Leadership 2.0? #Corpgov #Risk #Twitter

@dorieclark’s post on transparency and leadership draws attention to both the need and the opportunity that social media offer executive leaders to put themselves out there, known by their stakeholders.

Yes and yes, but there’s more. The famous example of Paul Levy’s blog on how to run a hospital dates way back to 2006 (!); his example of using Youtube to make video messages for the global company network offers a handy and economical mechanism, but of course it’s for one-way (and, for example, UBS has had their own closed-circuit company TV channel for many years – I remember being interviewed on it more than a decade ago).

Point is: 2.0 is 2-way, engaged, social rather than broadcast, transparency through interaction in place of statement, web 2.0 used to its complex multi-layered exponential advantage – and, as it were, corporate governance 2.0 as we have government 2.0 in the public sphere.
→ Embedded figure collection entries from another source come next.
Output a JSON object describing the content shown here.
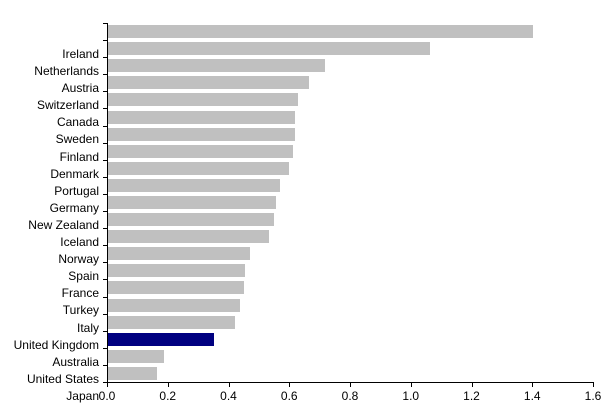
{
  "chart_data": {
    "type": "bar",
    "orientation": "horizontal",
    "categories": [
      "Ireland",
      "Netherlands",
      "Austria",
      "Switzerland",
      "Canada",
      "Sweden",
      "Finland",
      "Denmark",
      "Portugal",
      "Germany",
      "New Zealand",
      "Iceland",
      "Norway",
      "Spain",
      "France",
      "Turkey",
      "Italy",
      "United Kingdom",
      "Australia",
      "United States",
      "Japan"
    ],
    "values": [
      1.4,
      1.06,
      0.715,
      0.662,
      0.625,
      0.617,
      0.616,
      0.609,
      0.596,
      0.567,
      0.553,
      0.546,
      0.53,
      0.467,
      0.451,
      0.447,
      0.434,
      0.419,
      0.348,
      0.183,
      0.161
    ],
    "highlight_category": "Australia",
    "bar_color": "#c0c0c0",
    "highlight_color": "#000080",
    "axis_color": "#000000",
    "background_color": "#ffffff",
    "xlim": [
      0,
      1.6
    ],
    "x_tick_labels": [
      "0.0",
      "0.2",
      "0.4",
      "0.6",
      "0.8",
      "1.0",
      "1.2",
      "1.4",
      "1.6"
    ],
    "grid": "off",
    "legend": "none"
  }
}
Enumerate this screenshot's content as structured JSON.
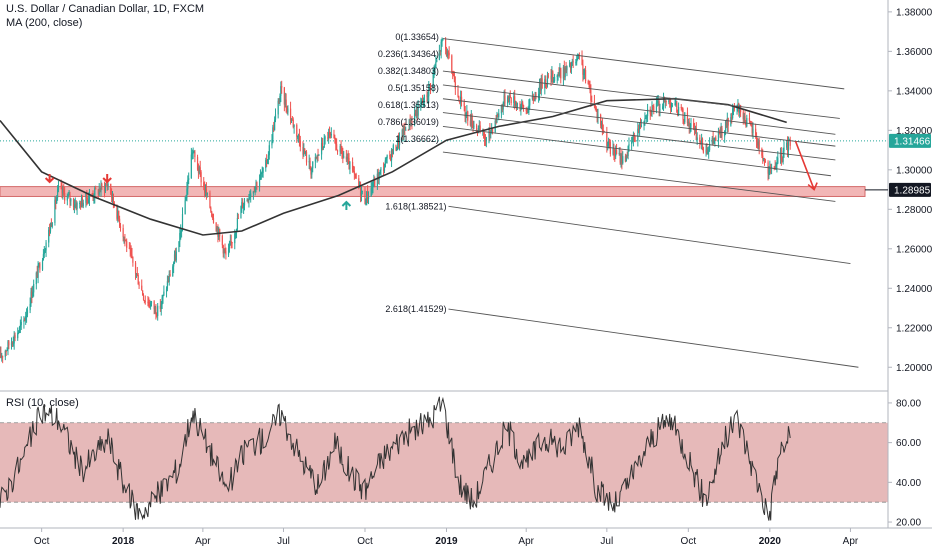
{
  "header": {
    "symbol_title": "U.S. Dollar / Canadian Dollar, 1D, FXCM",
    "ma_label": "MA (200, close)",
    "rsi_label": "RSI (10, close)"
  },
  "price_panel": {
    "ylim": [
      1.19,
      1.385
    ],
    "y_ticks": [
      "1.38000",
      "1.36000",
      "1.34000",
      "1.32000",
      "1.30000",
      "1.28000",
      "1.26000",
      "1.24000",
      "1.22000",
      "1.20000"
    ],
    "y_tick_values": [
      1.38,
      1.36,
      1.34,
      1.32,
      1.3,
      1.28,
      1.26,
      1.24,
      1.22,
      1.2
    ],
    "current_price_label": "1.31466",
    "current_price": 1.31466,
    "support_price_label": "1.28985",
    "support_price": 1.28985
  },
  "rsi_panel": {
    "ylim": [
      17,
      86
    ],
    "y_ticks": [
      "80.00",
      "60.00",
      "40.00",
      "20.00"
    ],
    "y_tick_values": [
      80,
      60,
      40,
      20
    ],
    "band": [
      30,
      70
    ]
  },
  "x_axis": {
    "labels": [
      "Oct",
      "2018",
      "Apr",
      "Jul",
      "Oct",
      "2019",
      "Apr",
      "Jul",
      "Oct",
      "2020",
      "Apr"
    ]
  },
  "fib_levels": [
    {
      "label": "0(1.33654)"
    },
    {
      "label": "0.236(1.34364)"
    },
    {
      "label": "0.382(1.34803)"
    },
    {
      "label": "0.5(1.35158)"
    },
    {
      "label": "0.618(1.35513)"
    },
    {
      "label": "0.786(1.36019)"
    },
    {
      "label": "1(1.36662)"
    },
    {
      "label": "1.618(1.38521)"
    },
    {
      "label": "2.618(1.41529)"
    }
  ],
  "colors": {
    "up": "#26a69a",
    "down": "#ef5350",
    "ma": "#333333",
    "support_zone": "#f2b6b6",
    "rsi_band": "#e0a7a7",
    "price_badge": "#26a69a",
    "support_badge": "#131722",
    "arrow_red": "#e53935",
    "arrow_teal": "#26a69a"
  },
  "chart_data": {
    "type": "candlestick",
    "title": "U.S. Dollar / Canadian Dollar, 1D, FXCM",
    "ma_series": {
      "name": "MA (200, close)",
      "points": [
        [
          "2017-08-15",
          1.325
        ],
        [
          "2017-10-01",
          1.299
        ],
        [
          "2017-12-01",
          1.286
        ],
        [
          "2018-02-01",
          1.275
        ],
        [
          "2018-04-01",
          1.267
        ],
        [
          "2018-05-15",
          1.269
        ],
        [
          "2018-07-01",
          1.278
        ],
        [
          "2018-09-01",
          1.287
        ],
        [
          "2018-11-01",
          1.299
        ],
        [
          "2019-01-01",
          1.315
        ],
        [
          "2019-03-01",
          1.322
        ],
        [
          "2019-05-01",
          1.327
        ],
        [
          "2019-07-01",
          1.335
        ],
        [
          "2019-09-15",
          1.336
        ],
        [
          "2019-11-15",
          1.333
        ],
        [
          "2020-01-20",
          1.324
        ]
      ]
    },
    "price_path": [
      [
        "2017-08-15",
        1.205
      ],
      [
        "2017-09-10",
        1.222
      ],
      [
        "2017-10-10",
        1.27
      ],
      [
        "2017-10-20",
        1.29
      ],
      [
        "2017-11-10",
        1.282
      ],
      [
        "2017-12-15",
        1.293
      ],
      [
        "2018-01-05",
        1.262
      ],
      [
        "2018-01-25",
        1.235
      ],
      [
        "2018-02-10",
        1.228
      ],
      [
        "2018-03-05",
        1.262
      ],
      [
        "2018-03-20",
        1.31
      ],
      [
        "2018-04-10",
        1.28
      ],
      [
        "2018-04-28",
        1.255
      ],
      [
        "2018-05-15",
        1.282
      ],
      [
        "2018-06-10",
        1.3
      ],
      [
        "2018-06-28",
        1.34
      ],
      [
        "2018-07-15",
        1.32
      ],
      [
        "2018-08-01",
        1.3
      ],
      [
        "2018-08-20",
        1.318
      ],
      [
        "2018-09-10",
        1.305
      ],
      [
        "2018-10-01",
        1.285
      ],
      [
        "2018-10-20",
        1.3
      ],
      [
        "2018-11-15",
        1.32
      ],
      [
        "2018-12-10",
        1.338
      ],
      [
        "2018-12-28",
        1.366
      ],
      [
        "2019-01-20",
        1.33
      ],
      [
        "2019-02-15",
        1.315
      ],
      [
        "2019-03-10",
        1.338
      ],
      [
        "2019-04-01",
        1.33
      ],
      [
        "2019-04-20",
        1.345
      ],
      [
        "2019-05-15",
        1.35
      ],
      [
        "2019-05-31",
        1.356
      ],
      [
        "2019-06-15",
        1.335
      ],
      [
        "2019-07-05",
        1.31
      ],
      [
        "2019-07-20",
        1.305
      ],
      [
        "2019-08-15",
        1.33
      ],
      [
        "2019-09-10",
        1.335
      ],
      [
        "2019-09-30",
        1.325
      ],
      [
        "2019-10-20",
        1.31
      ],
      [
        "2019-11-10",
        1.32
      ],
      [
        "2019-11-25",
        1.332
      ],
      [
        "2019-12-15",
        1.318
      ],
      [
        "2019-12-31",
        1.298
      ],
      [
        "2020-01-15",
        1.307
      ],
      [
        "2020-01-24",
        1.3147
      ]
    ],
    "rsi_path": [
      [
        "2017-08-15",
        30
      ],
      [
        "2017-09-10",
        52
      ],
      [
        "2017-10-01",
        76
      ],
      [
        "2017-10-20",
        72
      ],
      [
        "2017-11-15",
        46
      ],
      [
        "2017-12-15",
        62
      ],
      [
        "2018-01-05",
        35
      ],
      [
        "2018-01-20",
        24
      ],
      [
        "2018-02-10",
        34
      ],
      [
        "2018-03-05",
        48
      ],
      [
        "2018-03-20",
        76
      ],
      [
        "2018-04-10",
        55
      ],
      [
        "2018-04-28",
        36
      ],
      [
        "2018-05-20",
        58
      ],
      [
        "2018-06-10",
        62
      ],
      [
        "2018-06-28",
        75
      ],
      [
        "2018-07-20",
        52
      ],
      [
        "2018-08-10",
        38
      ],
      [
        "2018-08-28",
        60
      ],
      [
        "2018-09-15",
        44
      ],
      [
        "2018-10-01",
        36
      ],
      [
        "2018-10-20",
        52
      ],
      [
        "2018-11-15",
        64
      ],
      [
        "2018-12-10",
        70
      ],
      [
        "2018-12-28",
        80
      ],
      [
        "2019-01-15",
        40
      ],
      [
        "2019-01-31",
        30
      ],
      [
        "2019-02-20",
        50
      ],
      [
        "2019-03-10",
        68
      ],
      [
        "2019-03-31",
        48
      ],
      [
        "2019-04-20",
        62
      ],
      [
        "2019-05-15",
        58
      ],
      [
        "2019-05-31",
        70
      ],
      [
        "2019-06-20",
        36
      ],
      [
        "2019-07-10",
        28
      ],
      [
        "2019-07-31",
        44
      ],
      [
        "2019-08-20",
        62
      ],
      [
        "2019-09-10",
        72
      ],
      [
        "2019-09-30",
        54
      ],
      [
        "2019-10-20",
        30
      ],
      [
        "2019-11-10",
        60
      ],
      [
        "2019-11-25",
        72
      ],
      [
        "2019-12-15",
        44
      ],
      [
        "2019-12-31",
        22
      ],
      [
        "2020-01-12",
        55
      ],
      [
        "2020-01-24",
        64
      ]
    ],
    "channel_lines": [
      {
        "start": [
          "2018-12-28",
          1.3665
        ],
        "end": [
          "2020-03-25",
          1.341
        ]
      },
      {
        "start": [
          "2018-12-28",
          1.35
        ],
        "end": [
          "2020-03-20",
          1.326
        ]
      },
      {
        "start": [
          "2018-12-28",
          1.343
        ],
        "end": [
          "2020-03-15",
          1.318
        ]
      },
      {
        "start": [
          "2018-12-28",
          1.336
        ],
        "end": [
          "2020-03-15",
          1.312
        ]
      },
      {
        "start": [
          "2018-12-28",
          1.329
        ],
        "end": [
          "2020-03-15",
          1.305
        ]
      },
      {
        "start": [
          "2018-12-28",
          1.322
        ],
        "end": [
          "2020-03-10",
          1.297
        ]
      },
      {
        "start": [
          "2018-12-28",
          1.309
        ],
        "end": [
          "2020-03-15",
          1.284
        ]
      }
    ],
    "extension_lines": [
      {
        "label": "1.618(1.38521)",
        "start": [
          "2019-01-01",
          1.2815
        ],
        "end": [
          "2020-04-01",
          1.2525
        ]
      },
      {
        "label": "2.618(1.41529)",
        "start": [
          "2019-01-01",
          1.2295
        ],
        "end": [
          "2020-04-10",
          1.2
        ]
      }
    ],
    "support_zone": [
      1.2865,
      1.2915
    ],
    "forecast_arrow": {
      "from": [
        "2020-01-30",
        1.3145
      ],
      "to": [
        "2020-02-20",
        1.29
      ]
    },
    "xlabel": "",
    "ylabel": ""
  }
}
Which isn’t to say that execs need to spend all their time chit-chatting with whatever Qwerty-qualified interlocutors wish to catch their attention. Plainly. But sampling, risking actually saying things, learning free of the corporate filter what stakeholders and potential stakeholders actually make of things. And, back of that, as I don’t tire of saying, immersing themselves in the social culture which defines the rising generation and offers the leading edge experience of every emerging market.

A very particular transparency results when leaders mix with mere mortals, and the risky joy of social is that it enables exactly that. That’s why I admire the way @rupertmurdoch has jumped into Twitter this year, plainly tweeting for himself (he isn’t a good typist). He says he reads the incoming, and I can believe it. Make what you will of him, he has a brilliant capacity to engage in popular markets for ideas and communication, and he realizes that Twitter is a (one could argue the) core knowledge pathway of today. It may not endear him to those who were unendeared by him before. But this man is learning.
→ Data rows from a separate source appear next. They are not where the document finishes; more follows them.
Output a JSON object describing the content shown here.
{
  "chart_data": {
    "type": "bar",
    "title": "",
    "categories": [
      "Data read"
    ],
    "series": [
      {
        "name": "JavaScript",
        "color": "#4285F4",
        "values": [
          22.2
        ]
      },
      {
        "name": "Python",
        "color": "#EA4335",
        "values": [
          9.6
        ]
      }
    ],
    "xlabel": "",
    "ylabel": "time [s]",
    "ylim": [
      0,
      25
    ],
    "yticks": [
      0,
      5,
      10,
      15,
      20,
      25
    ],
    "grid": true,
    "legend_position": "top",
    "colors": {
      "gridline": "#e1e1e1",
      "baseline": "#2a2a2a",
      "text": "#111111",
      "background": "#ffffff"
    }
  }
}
And in the process he is setting a tremendous example to every News International exec – indeed, every one in the Fortune 500 – of the need to risk engagement with social media. If he would go one step further and be more evidently responsive, it would be even better.

Corporate governance 2.0 has yet to take much shape. Let’s get to it.

Transparency is the New Leadership Imperative – Dorie Clark – Harvard Business Review.